According to sources, Stroll and Chou, co-chairmen of Tommy Hilfiger Corp. and owners of Asprey and Garrard, have made a bid for the Italian design firm independent of Hilfiger Corp.

Stroll and Chou are bidding against Marzotto, which, as reported, is in “advanced talks” with Valentino’s parent, Holding di Partecipazioni Industriali, and Frey, a French financial company, said sources. Stroll and Chou are “feverishly” working on a deal and are eager to reinvigorate Valentino as a global powerhouse, they added.

Industry sources said Stroll and Chou see tremendous potential in both licensing and retail opportunities for the Valentino brand. They have reportedly met with investment bankers in Italy, as well as Valentino and Giancarlo Giammetti.
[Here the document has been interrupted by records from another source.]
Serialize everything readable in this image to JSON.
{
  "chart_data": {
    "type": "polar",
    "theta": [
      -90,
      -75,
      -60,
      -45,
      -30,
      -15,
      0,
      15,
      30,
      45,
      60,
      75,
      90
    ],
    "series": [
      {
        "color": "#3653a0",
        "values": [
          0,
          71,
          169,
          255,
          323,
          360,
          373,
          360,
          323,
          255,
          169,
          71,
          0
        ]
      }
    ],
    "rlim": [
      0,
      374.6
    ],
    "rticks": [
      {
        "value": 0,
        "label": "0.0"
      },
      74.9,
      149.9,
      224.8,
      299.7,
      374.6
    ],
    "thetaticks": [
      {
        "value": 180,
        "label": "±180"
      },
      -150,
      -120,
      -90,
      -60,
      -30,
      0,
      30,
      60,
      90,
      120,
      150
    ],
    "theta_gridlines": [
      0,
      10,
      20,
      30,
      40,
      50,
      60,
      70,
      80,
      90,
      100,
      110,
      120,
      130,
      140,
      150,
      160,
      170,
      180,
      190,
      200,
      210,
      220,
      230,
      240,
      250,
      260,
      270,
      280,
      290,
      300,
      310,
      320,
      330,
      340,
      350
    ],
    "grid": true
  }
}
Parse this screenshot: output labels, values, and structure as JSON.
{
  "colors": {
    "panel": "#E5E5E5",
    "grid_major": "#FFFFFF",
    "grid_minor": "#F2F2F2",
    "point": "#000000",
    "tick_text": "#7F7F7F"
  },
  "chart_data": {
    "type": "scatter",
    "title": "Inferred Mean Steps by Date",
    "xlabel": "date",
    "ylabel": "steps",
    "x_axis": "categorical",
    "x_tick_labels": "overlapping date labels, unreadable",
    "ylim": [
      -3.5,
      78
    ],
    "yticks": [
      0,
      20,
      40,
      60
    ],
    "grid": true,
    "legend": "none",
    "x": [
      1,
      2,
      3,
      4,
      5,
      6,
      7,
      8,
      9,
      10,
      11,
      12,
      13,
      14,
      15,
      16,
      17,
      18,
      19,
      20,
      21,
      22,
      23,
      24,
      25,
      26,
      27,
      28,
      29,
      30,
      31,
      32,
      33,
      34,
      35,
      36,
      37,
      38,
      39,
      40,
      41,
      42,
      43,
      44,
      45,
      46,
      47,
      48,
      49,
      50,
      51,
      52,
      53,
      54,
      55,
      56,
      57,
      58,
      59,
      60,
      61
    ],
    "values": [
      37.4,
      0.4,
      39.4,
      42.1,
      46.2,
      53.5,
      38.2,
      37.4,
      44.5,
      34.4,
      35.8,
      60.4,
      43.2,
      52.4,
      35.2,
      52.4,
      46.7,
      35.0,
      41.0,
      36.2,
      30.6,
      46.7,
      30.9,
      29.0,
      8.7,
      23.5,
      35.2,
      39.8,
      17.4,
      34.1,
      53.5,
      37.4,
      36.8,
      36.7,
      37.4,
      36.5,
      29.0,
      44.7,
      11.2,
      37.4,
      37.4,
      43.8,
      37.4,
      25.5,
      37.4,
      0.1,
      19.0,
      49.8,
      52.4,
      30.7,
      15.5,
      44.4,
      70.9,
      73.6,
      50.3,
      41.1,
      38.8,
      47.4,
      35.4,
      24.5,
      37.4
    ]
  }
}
Still, European sources maintain that Marzotto has the inside track for Valentino. As one source put it, “Matteo Marzotto and Michele Norsa are personally involved in the negotiations with HdP, which are moving ahead. There may be other companies in the running, but Marzotto still looks like the frontrunner.” Matteo Marzotto is the son of Umberto Marzotto and is the director of the Gianfranco Ferre division and the women’s apparel division at Marzotto. Michele Norsa is general director of Marzotto’s apparel division.

Meantime, LVMH Moet Hennessy Louis Vuitton chairman Bernard Arnault recently dined with Valentino during couture week in Paris, fueling speculation that LVMH was interested in buying the design house to add to its stable. However, it is understood that Arnault’s presence was purely social, not business. LVMH recently completed its acquisition of Donna Karan and took majority control of Fendi and has repeatedly stated its intentions to focus mainly on organic growth.

An HdP spokeswoman reiterated Wednesday: “We are in talks with Italian and foreign groups, but there is no exclusive dealing with any specific company.” Stroll and Chou were unavailable for comment.

HdP purchased Valentino in 1998 for $300 million, three times the direct sales of the company and one of the highest multiples in the fashion business at the time. The acquisition was expected to be the first step in building a fashion and luxury group, but the company has been under pressure to sell off its fashion division known as GFT Net — which also includes Joseph Abboud.

In July 2000, Stroll and Chou bought Asprey & Garrard from the sultan’s Brunei Investment Agency for less than $152 million after three years of negotiations. In an interview last September about their plans for Asprey & Garrard, they predicted sales would approach $1 billion over the next five years and foresaw a slew of stores in top markets. Stroll and Chou have never made a secret of their excitement over owning Asprey & Garrard and said last year they wanted to build a luxury group that could rival LVMH, Bulgari, Prada, Gucci or Tiffany. They have some good help, including a small financial investment from LVMH.

Chou’s family is one of the largest knitters, yarn spinners and sweater manufacturers in the world and one of the top textile manufacturers in Asia. Besides being co-chairman of Hilfiger, Chou is chairman of Novel Denim Holdings. Both Chou and Stroll made their fortunes in part through Hilfiger’s stock offerings, as well.

Stroll and Chou made an unsuccessful bid last year for Brooks Bros., which landed in the hands of Retail Brand Alliance, headed by Claudio Del Vecchio.

Sources maintain that Stroll and Chou are still interested in buying the Calvin Klein Jeans and Underwear businesses from the bankrupt Warnaco Group. – Lisa Lockwood with contributions by Samantha Conti, London and Miles Socha, Paris.